One method of in-situ evaluation of fluid composition is described in WO 00/50876 and utilizes optical analysis of a fluid sample to evaluate fluid quality. The method utilizes optical density measurements to create data points to which are then used, by curve fitting techniques, to estimate an asymptotic value for the fluid density. This estimated asymptotic value is assumed to be the optical density of the wellbore fluid and is used to determine the amount of drilling fluid filtrate contamination in a sample. Optical density sensors work by transmitting a light of a specific wavelength through a fluid and measuring the optical absorption. The absorption of light as it travels through the fluid is greatly dependent on the type of hydrocarbons present in the fluid and on the wavelength of the light transmitted. Thus, the use of optical density sensors depends greatly on established knowledge of the type of hydrocarbons found in the formation fluid. This method also assumes an additional function for the change in optical density that is used to predict the asymptote and requires that the fluid be analyzed for a significant period of time before the end point (formation fluid property) can be established.
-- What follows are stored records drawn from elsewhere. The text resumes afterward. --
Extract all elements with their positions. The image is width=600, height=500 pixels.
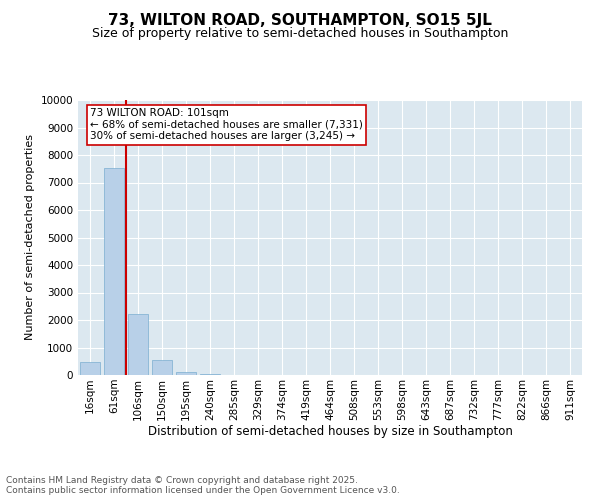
Bar: [104, 168, 124, 375]
Bar: [152, 360, 172, 375]
Text: Contains HM Land Registry data © Crown copyright and database right 2025.
Contai: Contains HM Land Registry data © Crown c…: [6, 476, 400, 495]
Bar: [200, 374, 220, 375]
X-axis label: Distribution of semi-detached houses by size in Southampton: Distribution of semi-detached houses by …: [148, 426, 512, 438]
Bar: [176, 372, 196, 375]
Text: Size of property relative to semi-detached houses in Southampton: Size of property relative to semi-detach…: [92, 28, 508, 40]
Y-axis label: Number of semi-detached properties: Number of semi-detached properties: [25, 134, 35, 340]
Text: 73, WILTON ROAD, SOUTHAMPTON, SO15 5JL: 73, WILTON ROAD, SOUTHAMPTON, SO15 5JL: [108, 12, 492, 28]
Bar: [128, 314, 148, 375]
Text: 73 WILTON ROAD: 101sqm
← 68% of semi-detached houses are smaller (7,331)
30% of : 73 WILTON ROAD: 101sqm ← 68% of semi-det…: [90, 108, 363, 142]
Bar: [80, 362, 100, 375]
Therefore, optical density evaluation does not provide real-time quantitative assessment of the fluid composition.
Mixing laws are mathematical relationships that have been used to quantify the components of a mixture and describe a property of a mixture in terms of the properties of the constituents. Thus, a the application of a mixing law may allow for the property of the mixture to be predicted if the weighting functions for the constituents, and the properties of the constituents are known. For example, mixing laws have been applied to predicting a variety of properties, including the dielectric properties of mixtures, J. P. Calame, et al, First World Congress on Microwave Processing, Jan. 5–9, 1997, and density of a rock formation as described in http://appliedgeophysics.berkeley.edu:7057/gravity/grav23.pdf.
Consequently, there still exists a need for a method for real-time quantitative assessment of the composition of fluid in a wellbore where little or no information may be available about the formation fluid. The present invention is directed to improved methods for determination of fluid composition in a wellbore that seek to overcome these and other limitations of the prior art.